# Linear pde of order one

1. Oct 31, 2011

### matematikawan

I want to determine whether $u=-x^3_1-x_1-\sqrt{3}x_2$ is a stabilizing control for the system
$$\begin{array}{cc}\dot{x}_1=x_2\\ \dot{x}_2=x^3_1+u\end{array}$$
with cost functional
$$\frac{1}{2}\int^{\infty}_0 x^2_1 +x^2_2+u^2 \ dt.$$

After looking at some examples, I understand that I have to find a value function V that satisfies (is this correct ?? please help)
$$x_2 \frac{\partial V}{\partial x_1} +(x^3_1+u)\frac{\partial V}{\partial x_2} + \frac{1}{2}(x^2_1 +x^2_2+u^2)=0.$$

This is a linear pde of order one.

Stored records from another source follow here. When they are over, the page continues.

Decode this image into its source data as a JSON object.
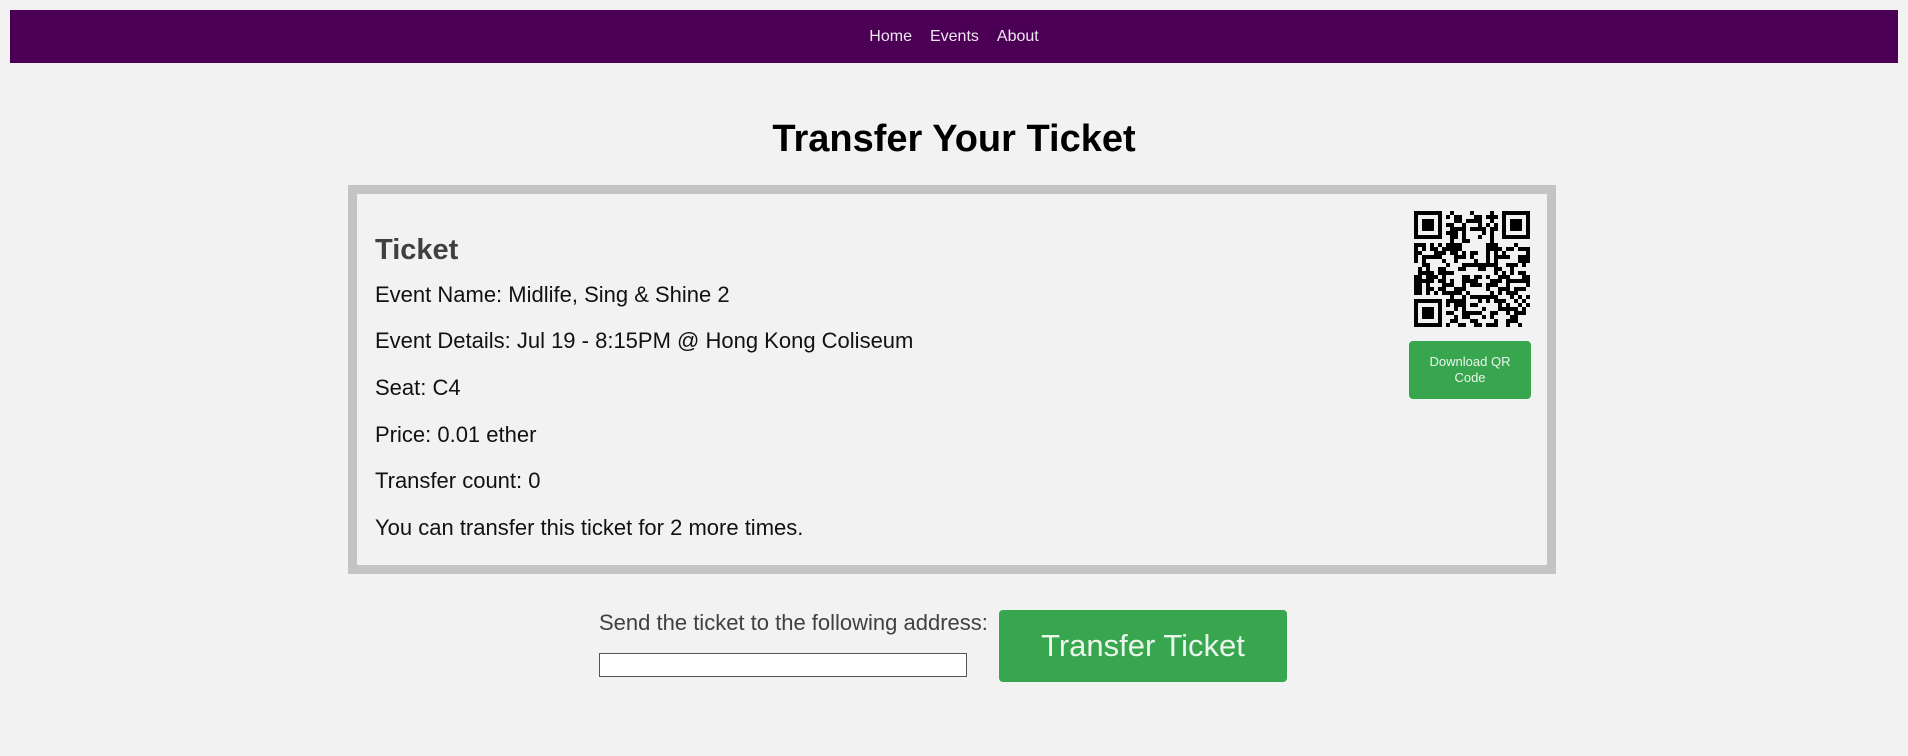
{
  "nav": {
    "items": [
      {
        "label": "Home"
      },
      {
        "label": "Events"
      },
      {
        "label": "About"
      }
    ]
  },
  "page": {
    "title": "Transfer Your Ticket"
  },
  "ticket": {
    "heading": "Ticket",
    "event_name": "Event Name: Midlife, Sing & Shine 2",
    "event_details": "Event Details: Jul 19 - 8:15PM @ Hong Kong Coliseum",
    "seat": "Seat: C4",
    "price": "Price: 0.01 ether",
    "transfer_count": "Transfer count: 0",
    "remaining": "You can transfer this ticket for 2 more times.",
    "qr_icon": "qr-code-icon",
    "download_label": "Download QR Code"
  },
  "transfer": {
    "label": "Send the ticket to the following address:",
    "address_value": "",
    "button_label": "Transfer Ticket"
  },
  "colors": {
    "navbar": "#4b0055",
    "accent_green": "#38a64e",
    "card_border": "#c4c4c4",
    "background": "#f2f2f2"
  }
}
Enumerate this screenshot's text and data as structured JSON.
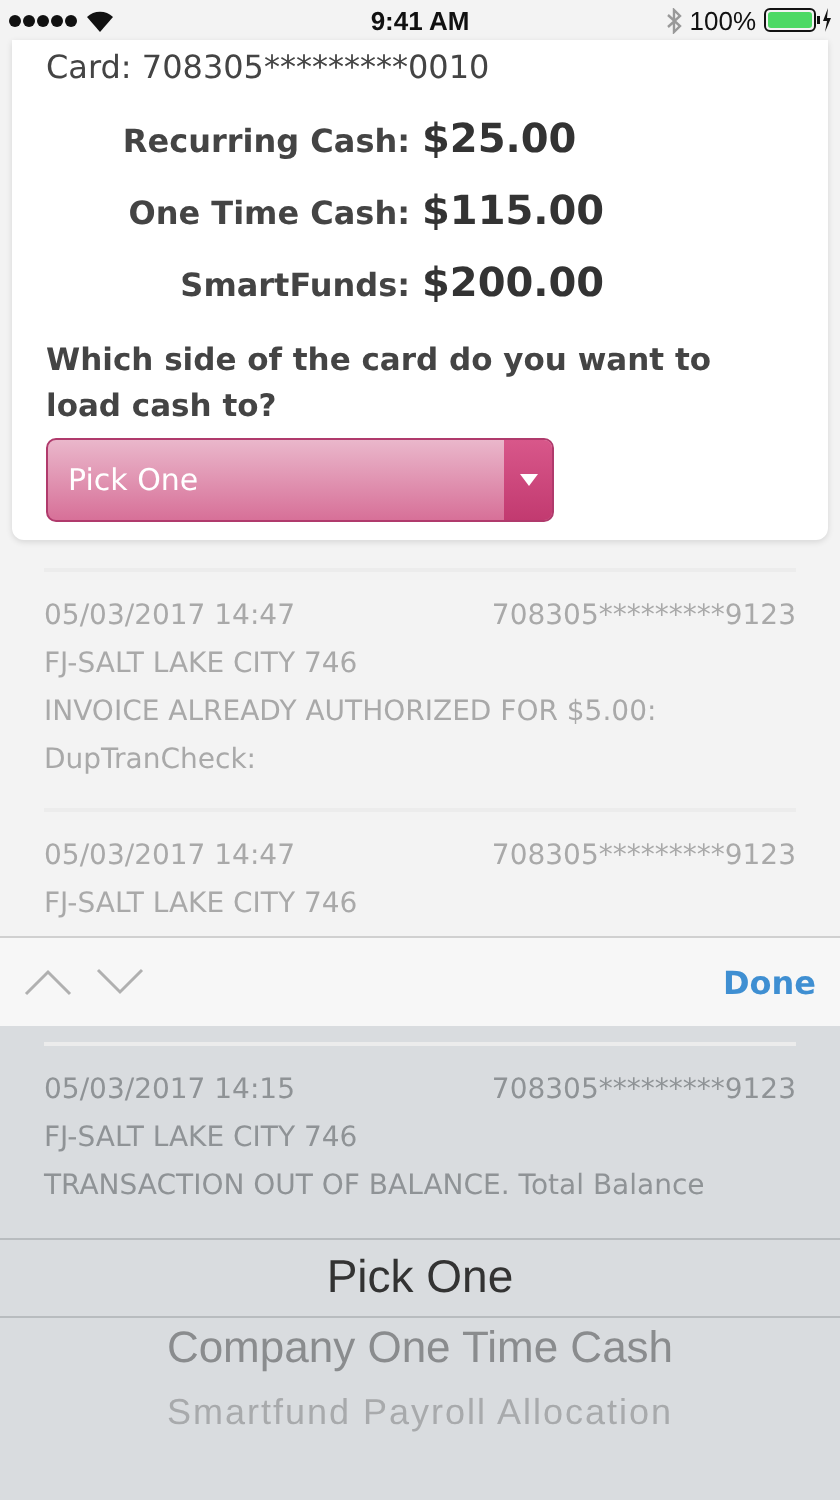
{
  "status_bar": {
    "time": "9:41 AM",
    "battery": "100%"
  },
  "transactions": [
    {
      "date": "05/03/2017 14:47",
      "card": "708305*********9123",
      "merchant": "FJ-SALT LAKE CITY 746",
      "message": "INVOICE ALREADY AUTHORIZED FOR $5.00:",
      "code": "DupTranCheck:"
    },
    {
      "date": "05/03/2017 14:47",
      "card": "708305*********9123",
      "merchant": "FJ-SALT LAKE CITY 746"
    }
  ],
  "dialog": {
    "card": "Card: 708305*********0010",
    "balances": [
      {
        "label": "Recurring Cash:",
        "amount": "$25.00"
      },
      {
        "label": "One Time Cash:",
        "amount": "$115.00"
      },
      {
        "label": "SmartFunds:",
        "amount": "$200.00"
      }
    ],
    "question": "Which side of the card do you want to load cash to?",
    "select": {
      "value": "Pick One"
    }
  },
  "picker": {
    "arrows_disabled": true,
    "done": "Done",
    "behind": {
      "date": "05/03/2017 14:15",
      "card": "708305*********9123",
      "merchant": "FJ-SALT LAKE CITY 746",
      "message": "TRANSACTION OUT OF BALANCE. Total Balance"
    },
    "options": [
      {
        "label": "Pick One",
        "selected": true
      },
      {
        "label": "Company One Time Cash",
        "selected": false
      },
      {
        "label": "Smartfund Payroll Allocation",
        "selected": false
      }
    ]
  }
}
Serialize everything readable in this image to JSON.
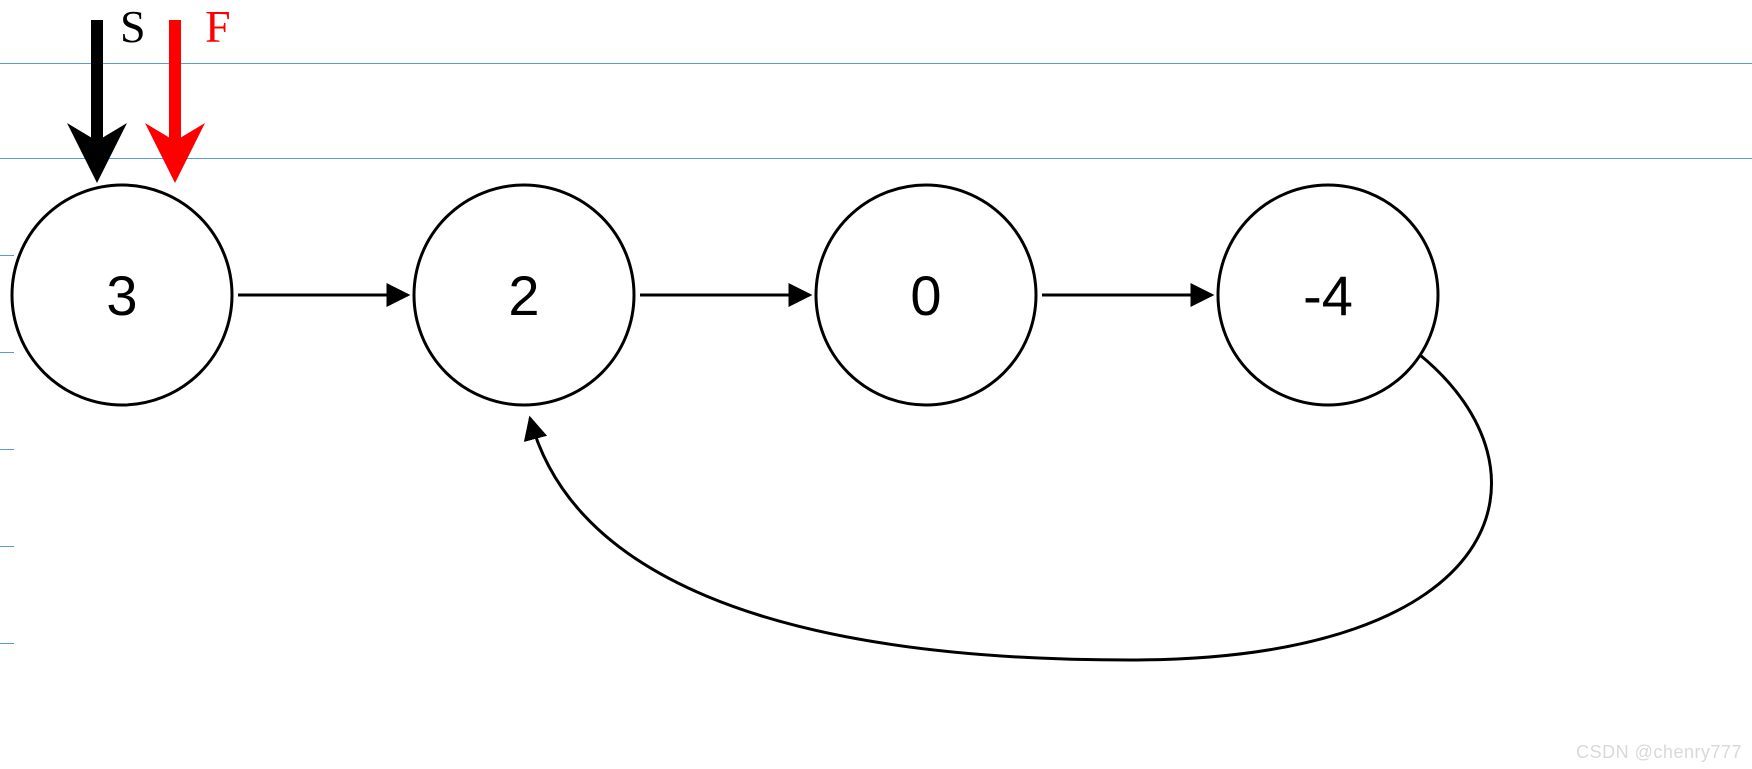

The auxiliary system of ODE is
$$\frac{dx_1}{x_2}=-\frac{dx_2}{x_1+\sqrt{3}x_2}=\frac{2dV}{x^2_1 +x^2_2 +(x^3_1+x_1+\sqrt{3}x_2)^2}.$$

I think I can solve the first pair of equations because $\frac{dx_1}{x_2}=-\frac{dx_2}{x_1+\sqrt{3}x_2}$ beause it is homogeneous of degree zero.
I have trouble solving the other pair. Any suggestion or computer program is really appreciated.